The posts weren’t consistent, but I was starting to get into the habit writing and publishing, and slowly got over most of my fear.
But before I knew it, Victory Infopublishing reared its head and got in front of my metaphysical blog. And I felt so much guilt. And on it went. It was as if there was this tug of war between the two sites for two or three years!
First inklings I needed help
Crossing the Threshold
But it wasn’t until I had accepted it and embraced it when I saw some changes. My attitude changed. Not a lot, and not at first, but I took the first step. I committed to the journey of a thousand miles. I have the feeling that I can no longer go back. I have to keep on going. The way back seems to have disappeared. I think that I may have passed it some time back, though I can’t recollect what the threshhold is. Maybe it was when I took my first steps away from the side of the road and started walking. Maybe I passed it when I embraced who I was and what I was a few years ago.
But I don’t think it’s clear, I just know that I’m no longer the person I used to be. And even if I could go back, I don’t want to. I don’t think I liked myself at that point in my life or liked where I was, but was afraid to move at the same time.
The Initiation
I think this is where I am now. I am already on the journey, at least as far as discovery. I am finiding at least virtual friends and mentors. I’m certainly more in touch with the spirits, and am more able to be more gentle with myself. Because, frankly, I really wasn’t that nice to myself. My folks had issues, and were abusive, but I was just as abusive to myself, but without the kid gloves on.
Some of my mentors are gods, some are in the Internet Marketing space, some are spirits that have gone one, some are writers of New Thought, that give me, well, food for thought as I don’t just begin my heroine’s journey, but as I come into the hurdles and missteps. Beginning the heroine’s journey is a sobering but joyful too. It’s certainly nothing to sneeze about.

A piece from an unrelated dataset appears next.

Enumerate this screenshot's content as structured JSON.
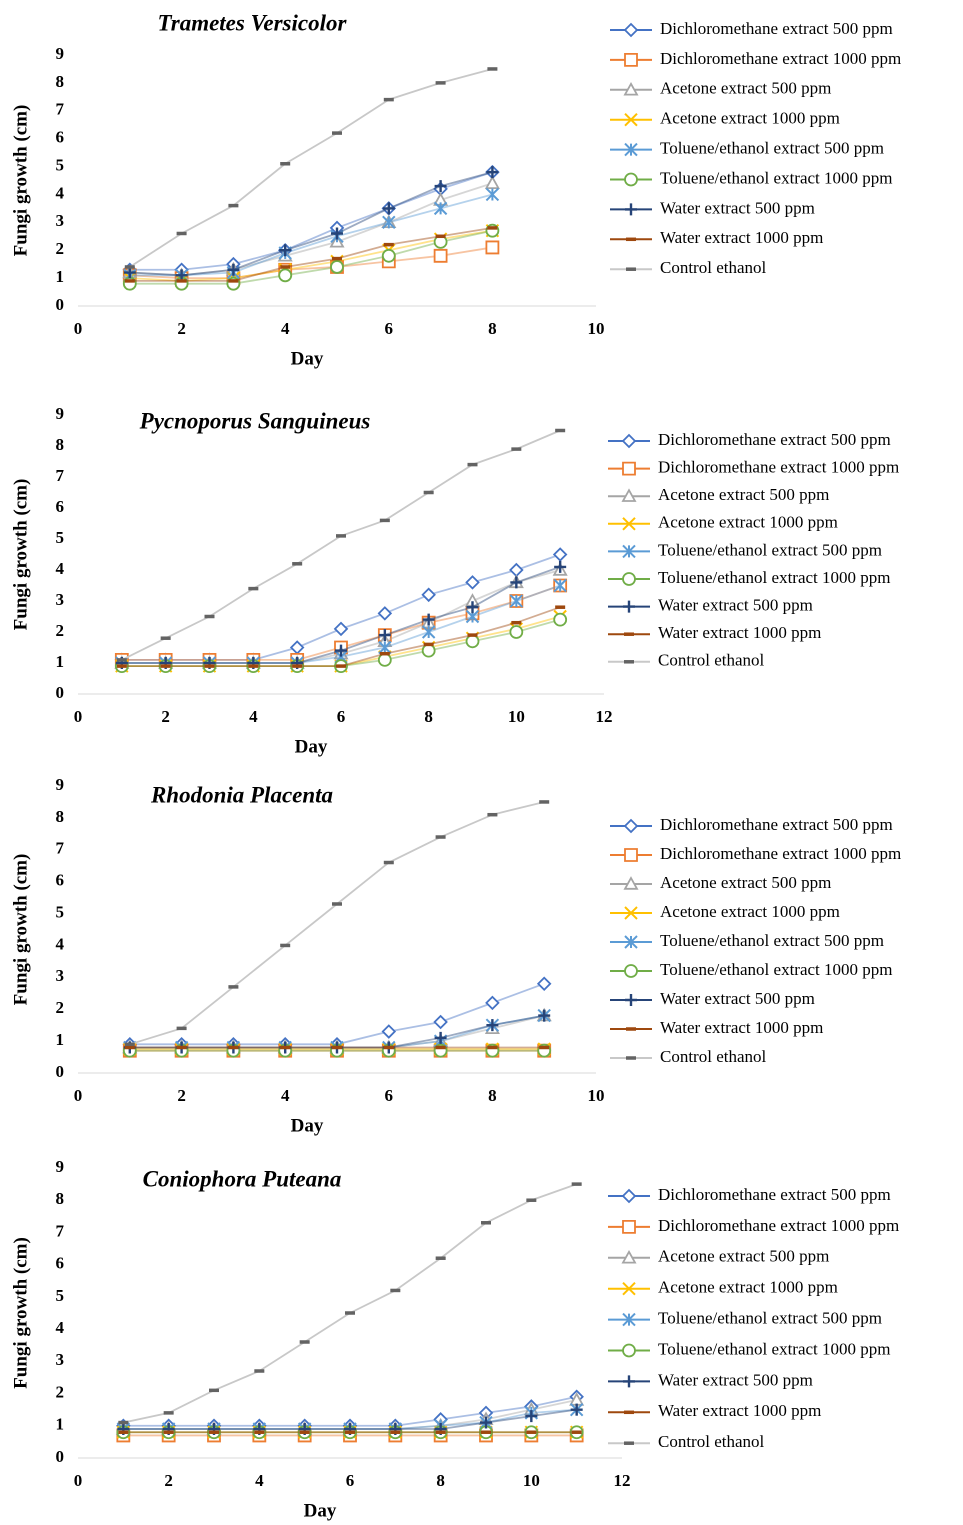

Some names you might be familiar with. A mentor, Dennis Becker tells me in one of his books, a mentor doesn’t have to know he/she is mentoring you. Another is Connie Ragen Green. Still others are: Tony Robbins, Napoleon Hill, Jack Canfield, and one who has passed on, and who taught the course I am taking in my curriculum; Paul Leon Masters. This is by no means the last of my mentors.

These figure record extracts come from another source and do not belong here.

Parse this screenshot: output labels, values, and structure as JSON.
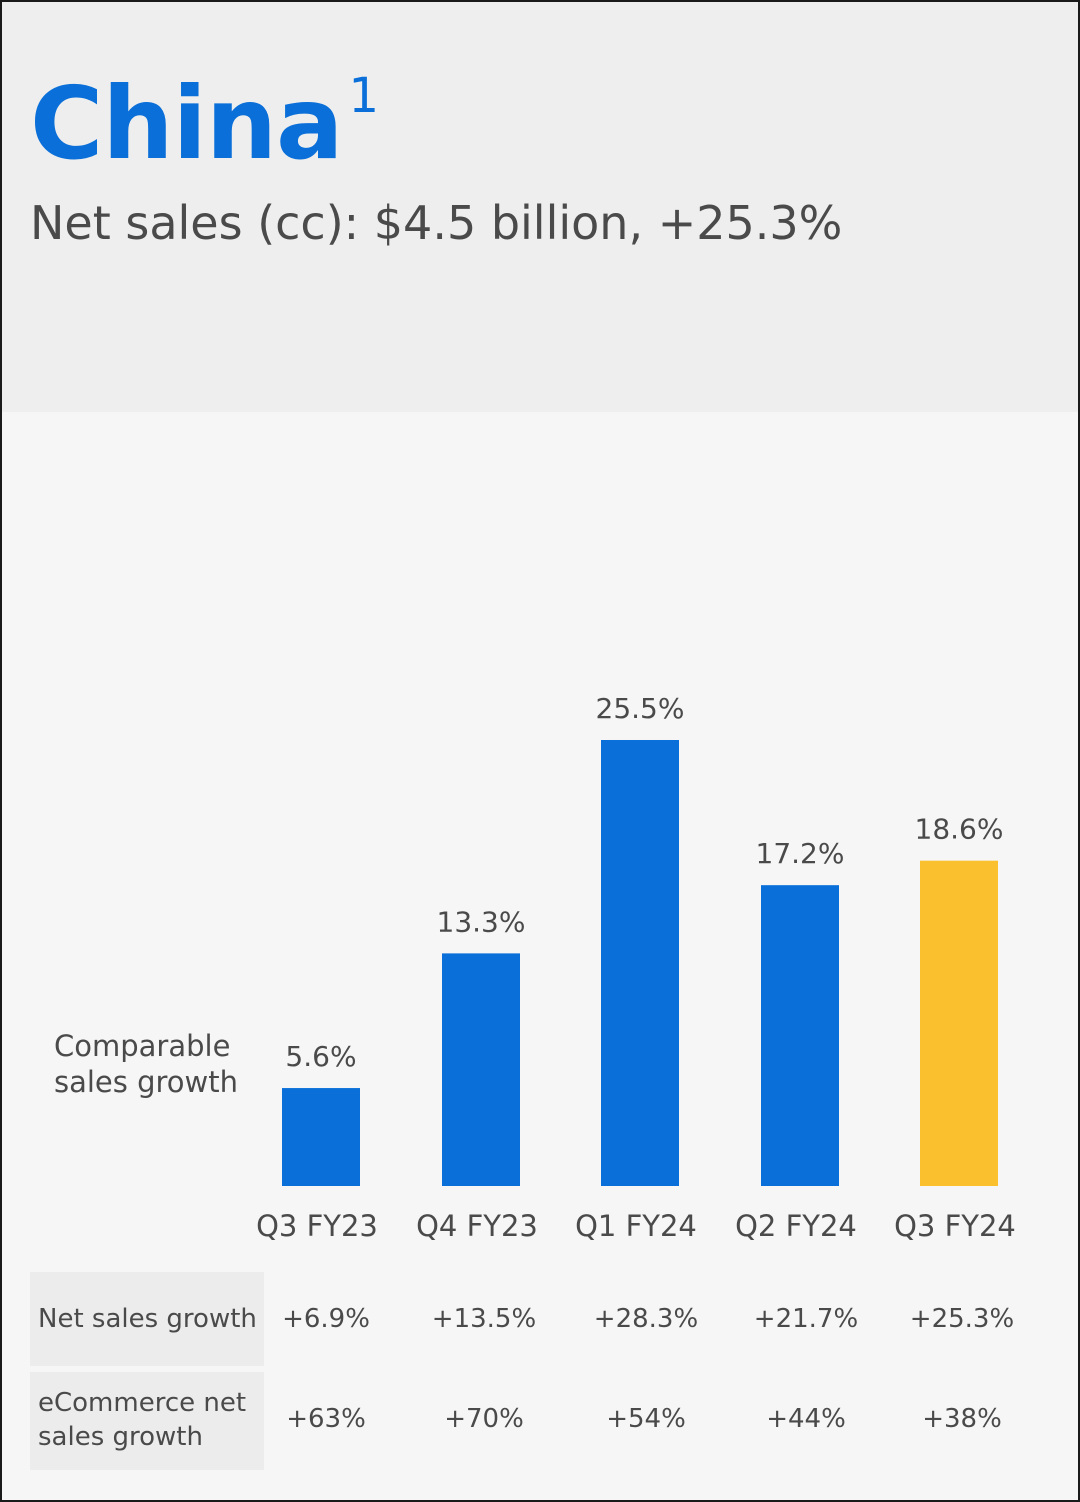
{
  "header": {
    "title": "China",
    "title_footnote": "1",
    "subtitle": "Net sales (cc): $4.5 billion, +25.3%"
  },
  "colors": {
    "title": "#0a6fd8",
    "bar_blue": "#0a6fd8",
    "bar_highlight": "#fbc02d"
  },
  "metric_label_line1": "Comparable",
  "metric_label_line2": "sales growth",
  "chart_data": {
    "type": "bar",
    "categories": [
      "Q3 FY23",
      "Q4 FY23",
      "Q1 FY24",
      "Q2 FY24",
      "Q3 FY24"
    ],
    "values": [
      5.6,
      13.3,
      25.5,
      17.2,
      18.6
    ],
    "data_labels": [
      "5.6%",
      "13.3%",
      "25.5%",
      "17.2%",
      "18.6%"
    ],
    "highlight_index": 4,
    "ylim": [
      0,
      25.5
    ],
    "grid": false,
    "legend": "none"
  },
  "table": {
    "rows": [
      {
        "label_line1": "Net sales growth",
        "label_line2": "",
        "values": [
          "+6.9%",
          "+13.5%",
          "+28.3%",
          "+21.7%",
          "+25.3%"
        ]
      },
      {
        "label_line1": "eCommerce net",
        "label_line2": "sales growth",
        "values": [
          "+63%",
          "+70%",
          "+54%",
          "+44%",
          "+38%"
        ]
      }
    ]
  }
}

I’m developing friendships, and have friends as well. These also help me with beginning the heroine’s journey.
What does beginning the heroine’s journey have to do with Metaphysics?
Everything. My whole life has been influenced, by something bigger than myself. Something huge. And I seem to be called to not just learn about the Divine inside me, but also outside. It’s about surrendering to that Universal force, whether you call it God, a particular pantheon, and for me it’s Apollo and Nike, and learning to let go of fear, not to be ruled by it anymore. I know there will be times I’m afraid, but not ot have my fear control me, has been a transforming feeling.
Conclusion
I haven’t even finished the journey. I feel I’ve just gotten started. I’ve taken my first steps, but find I need a map, not just to where I want to go, but for who I want to be as well. But I’m getting there. Will I continue to feel fear? Well, yes, it’s likely that I will, but I will learn to do what I need to anyway.